Dari ayat di atas, Allah secara jelas memerintahkan kita untuk mencari rezeki-Nya setelah menunaikan kewajiban shalat. Dari ayat tersebut, kita juga dapat mengetahui bahwa mencari karunia Allah merupakan sesuatu yang penting. Mengapa perintah untuk mencari rezeki-Nya ditempatkan setelah menunaikan shalat? Hal ini tak lain disebabkan rezeki (harta) menempati kedudukan yang penting dalam Islam sebagai sarana penunjang menjalankan ibadah kepada-Nya.
Betapa banyak ayat Alquran dan hadis yang menerangkan amalan-amalan yang membutuhkan sarana finansial (harta). Bahkan, dari seluruh ayat Alquran yang memerintahkan kita untuk berjihad dengan harta dan jiwa, hanya satu dari semua ayat tersebut yang mendahulukan penyebutan jihad dengan jiwa.
Selebihnya adalah pengutamaan berjihad dengan harta, seperti yang terdapat dalam surat Alhujurat ayat 15, ‘’Sesungguhnya, orang-orang yang beriman hanyalah orang-orang yang beriman kepada Allah dan Rasul-Nya. Kemudian, mereka tidak ragu-ragu dan mereka berjihad dengan harta dan jiwa mereka pada jalan Allah. Mereka itulah orang-orang yang benar.’‘ Ada hikmah tersembunyi yang Allah simpan dalam perintah tersebut, yakni sebuah semangat.
Semangat bagi seseorang yang belum memiliki kecukupan harta untuk berikhtiar secara maksimal dalam menggapai rezeki-Nya sehingga ia dapat menunaikan kewajiban tersebut.
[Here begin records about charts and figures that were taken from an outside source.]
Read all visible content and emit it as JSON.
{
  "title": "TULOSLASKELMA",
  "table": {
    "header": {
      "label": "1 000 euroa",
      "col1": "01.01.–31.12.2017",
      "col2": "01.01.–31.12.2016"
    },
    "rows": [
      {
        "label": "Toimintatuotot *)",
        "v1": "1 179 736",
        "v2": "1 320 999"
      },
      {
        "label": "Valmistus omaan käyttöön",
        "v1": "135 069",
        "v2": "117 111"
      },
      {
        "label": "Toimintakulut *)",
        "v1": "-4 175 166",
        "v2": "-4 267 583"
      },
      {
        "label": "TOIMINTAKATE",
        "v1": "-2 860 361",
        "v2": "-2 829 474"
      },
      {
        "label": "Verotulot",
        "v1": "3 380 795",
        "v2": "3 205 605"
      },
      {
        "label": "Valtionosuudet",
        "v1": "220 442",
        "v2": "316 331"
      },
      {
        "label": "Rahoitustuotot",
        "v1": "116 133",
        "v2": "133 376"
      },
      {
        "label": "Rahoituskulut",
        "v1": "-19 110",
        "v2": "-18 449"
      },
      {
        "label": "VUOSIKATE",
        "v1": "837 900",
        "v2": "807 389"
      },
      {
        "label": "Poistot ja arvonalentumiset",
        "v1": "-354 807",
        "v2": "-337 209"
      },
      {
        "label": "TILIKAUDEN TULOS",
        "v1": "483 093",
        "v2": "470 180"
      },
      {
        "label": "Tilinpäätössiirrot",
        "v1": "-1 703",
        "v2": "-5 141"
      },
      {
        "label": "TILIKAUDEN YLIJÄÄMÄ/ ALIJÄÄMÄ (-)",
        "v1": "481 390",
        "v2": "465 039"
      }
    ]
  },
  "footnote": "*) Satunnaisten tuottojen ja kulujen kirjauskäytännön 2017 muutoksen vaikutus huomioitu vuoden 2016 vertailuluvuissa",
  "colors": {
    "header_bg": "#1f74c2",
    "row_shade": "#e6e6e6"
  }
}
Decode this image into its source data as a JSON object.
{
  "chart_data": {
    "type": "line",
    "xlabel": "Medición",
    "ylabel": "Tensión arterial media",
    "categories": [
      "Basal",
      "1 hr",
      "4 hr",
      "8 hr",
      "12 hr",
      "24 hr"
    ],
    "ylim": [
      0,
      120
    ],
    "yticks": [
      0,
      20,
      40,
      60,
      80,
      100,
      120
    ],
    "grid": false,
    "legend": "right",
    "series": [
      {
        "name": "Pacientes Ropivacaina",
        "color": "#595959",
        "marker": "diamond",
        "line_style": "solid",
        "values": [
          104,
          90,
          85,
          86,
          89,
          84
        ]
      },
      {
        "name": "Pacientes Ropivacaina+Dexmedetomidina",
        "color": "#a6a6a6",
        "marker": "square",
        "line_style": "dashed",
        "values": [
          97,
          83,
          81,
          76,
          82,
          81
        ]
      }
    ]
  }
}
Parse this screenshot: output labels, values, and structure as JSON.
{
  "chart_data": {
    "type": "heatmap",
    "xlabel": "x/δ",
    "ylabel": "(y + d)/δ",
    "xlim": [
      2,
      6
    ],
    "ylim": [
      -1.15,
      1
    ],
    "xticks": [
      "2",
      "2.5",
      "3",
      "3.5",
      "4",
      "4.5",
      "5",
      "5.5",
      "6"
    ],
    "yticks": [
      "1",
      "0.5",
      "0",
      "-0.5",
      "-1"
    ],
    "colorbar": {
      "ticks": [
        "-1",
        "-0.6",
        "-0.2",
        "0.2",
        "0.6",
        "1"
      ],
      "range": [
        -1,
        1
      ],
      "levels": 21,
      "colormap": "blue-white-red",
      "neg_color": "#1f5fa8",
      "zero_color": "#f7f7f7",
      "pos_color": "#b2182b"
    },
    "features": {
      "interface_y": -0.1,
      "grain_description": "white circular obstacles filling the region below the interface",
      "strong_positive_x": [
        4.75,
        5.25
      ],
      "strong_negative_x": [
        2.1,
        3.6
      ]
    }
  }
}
Menjadi kaya atau memiliki harta di masa ini adalah sebuah keharusan. Terlebih jika dengan kekayaan itu kita mampu menyelamatkan akidah saudara-saudara kita yang hampir tergadai oleh paket sembako dan lembar rupiah. Semoga kita menjadi hamba Allah yang menempatkan harta di tangan, bukan di hati.